September 08, 2004, 4:16 PM — Internal e-mail messages from Savvis Communications Corp. have surfaced on the Internet that show that the St. Louis-based ISP (Internet service provider) catered to online e-mail marketing companies it suspected of sending out unsolicited commercial ("spam") e-mail, even using "subversive business methods" to help spammers stay online after their Internet address was blacklisted.
A company executive acknowledged that Savvis may have aided spammers, but said the company was a victim of poor organization and internal communication about a mushrooming spam problem following the March 2004 acquisition of competitor Cable & Wireless PLC, and is now taking steps to kick spammers off its network and mend fences with the antispam community.
However, the leaked e-mail messages between senior IT officers provide a unique glimpse into a raging debate within Savvis, which found itself caught between a lucrative business hosting what it terms "e-mail marketing" businesses and increasing pressure from antispam blacklists for the company's spammer-friendly tactics, which at least some executives acknowledged were sinking the company's reputation.
Three-mail messages appear on http://www.savvis.info, a Web site run by Alif Terranson, Savvis' former manager of operations for the security engineering group, who was fired by Savvis in April because of disagreements with management over the company's spam policy, Terranson said.
Terranson received the e-mail messages through an anonymous e-mail forwarding service but does not know who within Savvis sent the messages, which date from late August 2004.

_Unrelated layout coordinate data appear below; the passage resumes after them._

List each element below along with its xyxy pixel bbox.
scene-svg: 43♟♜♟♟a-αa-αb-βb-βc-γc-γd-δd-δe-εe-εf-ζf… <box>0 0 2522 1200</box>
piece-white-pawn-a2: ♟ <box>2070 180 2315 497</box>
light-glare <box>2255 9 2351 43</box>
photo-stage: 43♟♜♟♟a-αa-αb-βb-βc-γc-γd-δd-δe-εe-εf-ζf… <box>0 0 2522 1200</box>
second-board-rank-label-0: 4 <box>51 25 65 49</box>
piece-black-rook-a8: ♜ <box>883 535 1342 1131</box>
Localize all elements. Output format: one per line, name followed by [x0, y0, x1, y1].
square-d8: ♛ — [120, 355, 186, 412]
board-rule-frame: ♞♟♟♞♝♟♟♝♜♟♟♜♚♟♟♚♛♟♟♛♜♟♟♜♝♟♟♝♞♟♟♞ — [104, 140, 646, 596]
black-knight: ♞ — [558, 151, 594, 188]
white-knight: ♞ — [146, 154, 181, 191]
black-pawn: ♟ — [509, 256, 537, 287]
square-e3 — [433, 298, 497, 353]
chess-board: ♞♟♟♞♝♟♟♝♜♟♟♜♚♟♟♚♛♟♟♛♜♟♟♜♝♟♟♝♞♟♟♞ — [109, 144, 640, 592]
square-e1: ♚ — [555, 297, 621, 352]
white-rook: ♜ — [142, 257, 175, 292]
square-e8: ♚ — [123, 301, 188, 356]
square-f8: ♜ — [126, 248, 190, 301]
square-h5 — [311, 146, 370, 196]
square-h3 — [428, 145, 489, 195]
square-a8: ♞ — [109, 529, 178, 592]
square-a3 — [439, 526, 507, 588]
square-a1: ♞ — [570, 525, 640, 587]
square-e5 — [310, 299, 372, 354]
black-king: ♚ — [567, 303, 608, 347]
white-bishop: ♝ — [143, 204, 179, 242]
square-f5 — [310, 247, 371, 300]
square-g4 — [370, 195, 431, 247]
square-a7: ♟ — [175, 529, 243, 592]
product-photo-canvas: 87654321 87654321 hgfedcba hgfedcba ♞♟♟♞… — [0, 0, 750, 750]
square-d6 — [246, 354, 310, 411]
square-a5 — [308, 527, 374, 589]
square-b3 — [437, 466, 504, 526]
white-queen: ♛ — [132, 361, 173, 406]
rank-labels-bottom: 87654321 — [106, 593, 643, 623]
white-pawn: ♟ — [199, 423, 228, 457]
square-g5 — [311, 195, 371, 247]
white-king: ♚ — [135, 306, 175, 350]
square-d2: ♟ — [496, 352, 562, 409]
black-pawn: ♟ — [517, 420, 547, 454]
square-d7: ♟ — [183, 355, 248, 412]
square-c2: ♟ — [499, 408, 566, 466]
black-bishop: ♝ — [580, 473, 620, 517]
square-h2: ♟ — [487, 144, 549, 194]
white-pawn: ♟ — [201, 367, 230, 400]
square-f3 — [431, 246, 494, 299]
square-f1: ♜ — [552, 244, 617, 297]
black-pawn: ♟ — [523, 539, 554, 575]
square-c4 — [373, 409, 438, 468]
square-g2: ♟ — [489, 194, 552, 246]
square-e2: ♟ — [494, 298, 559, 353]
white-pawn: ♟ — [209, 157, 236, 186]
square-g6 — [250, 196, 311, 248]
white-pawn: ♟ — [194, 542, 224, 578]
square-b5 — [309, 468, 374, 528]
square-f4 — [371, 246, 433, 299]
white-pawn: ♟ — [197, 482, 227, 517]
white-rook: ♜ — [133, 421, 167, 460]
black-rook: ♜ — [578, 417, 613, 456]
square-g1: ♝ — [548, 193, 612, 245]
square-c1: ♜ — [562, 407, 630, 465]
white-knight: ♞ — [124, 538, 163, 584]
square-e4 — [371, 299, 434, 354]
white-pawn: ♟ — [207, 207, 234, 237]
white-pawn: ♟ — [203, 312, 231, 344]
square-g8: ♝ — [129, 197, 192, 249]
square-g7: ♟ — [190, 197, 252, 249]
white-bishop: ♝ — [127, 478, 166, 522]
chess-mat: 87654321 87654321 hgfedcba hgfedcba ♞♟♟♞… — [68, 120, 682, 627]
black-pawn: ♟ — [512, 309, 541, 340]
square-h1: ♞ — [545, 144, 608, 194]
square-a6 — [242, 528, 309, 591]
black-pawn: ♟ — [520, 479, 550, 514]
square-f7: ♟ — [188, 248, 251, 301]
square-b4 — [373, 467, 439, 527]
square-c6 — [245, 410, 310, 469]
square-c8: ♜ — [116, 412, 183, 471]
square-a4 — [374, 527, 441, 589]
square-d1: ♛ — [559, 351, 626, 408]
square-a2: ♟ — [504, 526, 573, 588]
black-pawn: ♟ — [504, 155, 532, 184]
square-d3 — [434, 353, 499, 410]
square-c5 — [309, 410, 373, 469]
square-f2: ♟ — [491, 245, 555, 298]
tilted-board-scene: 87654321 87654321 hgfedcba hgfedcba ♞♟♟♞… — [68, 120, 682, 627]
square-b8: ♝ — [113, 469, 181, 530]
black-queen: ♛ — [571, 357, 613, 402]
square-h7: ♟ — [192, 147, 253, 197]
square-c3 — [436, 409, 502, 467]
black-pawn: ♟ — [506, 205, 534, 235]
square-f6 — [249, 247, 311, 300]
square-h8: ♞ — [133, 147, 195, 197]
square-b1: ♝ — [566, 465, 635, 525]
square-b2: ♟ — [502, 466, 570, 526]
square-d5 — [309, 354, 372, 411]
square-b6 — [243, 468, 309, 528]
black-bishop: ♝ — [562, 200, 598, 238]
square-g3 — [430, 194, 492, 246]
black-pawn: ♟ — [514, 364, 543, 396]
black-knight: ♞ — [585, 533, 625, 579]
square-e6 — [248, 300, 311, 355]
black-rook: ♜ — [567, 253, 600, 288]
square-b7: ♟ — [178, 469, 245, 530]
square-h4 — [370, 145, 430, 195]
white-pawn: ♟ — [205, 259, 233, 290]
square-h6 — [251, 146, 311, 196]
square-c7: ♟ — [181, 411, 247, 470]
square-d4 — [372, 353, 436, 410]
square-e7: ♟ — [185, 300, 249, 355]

Frank Sheeman, Savvis' vice president of security services, acknowledged the leaks, but said the company does not know who leaked the e-mail or how Terranson obtained copies of them. He said that Terranson was fired from Savvis, but for "human resources" reasons, not for disagreements over his position on spam.
The e-mail messages, which circulated among senior executives and IT employees at Savvis, discuss the decision by spam blacklists (SBLs) to block a wide range of IP (Internet Protocol) addresses belonging to the ISP, which hosted a number of Internet domains linked to spam campaigns.
"We are already having several legitimate customers suffering and complaining due to their IP space just being near the spammers' space," wrote Kris Kistler, Savvis' director of Infosec and Abuse in an e-mail dated Aug. 30. "This problem grows larger every week and will continue to get worse."
Kistler declined to comment on the leaked memo, citing company policy.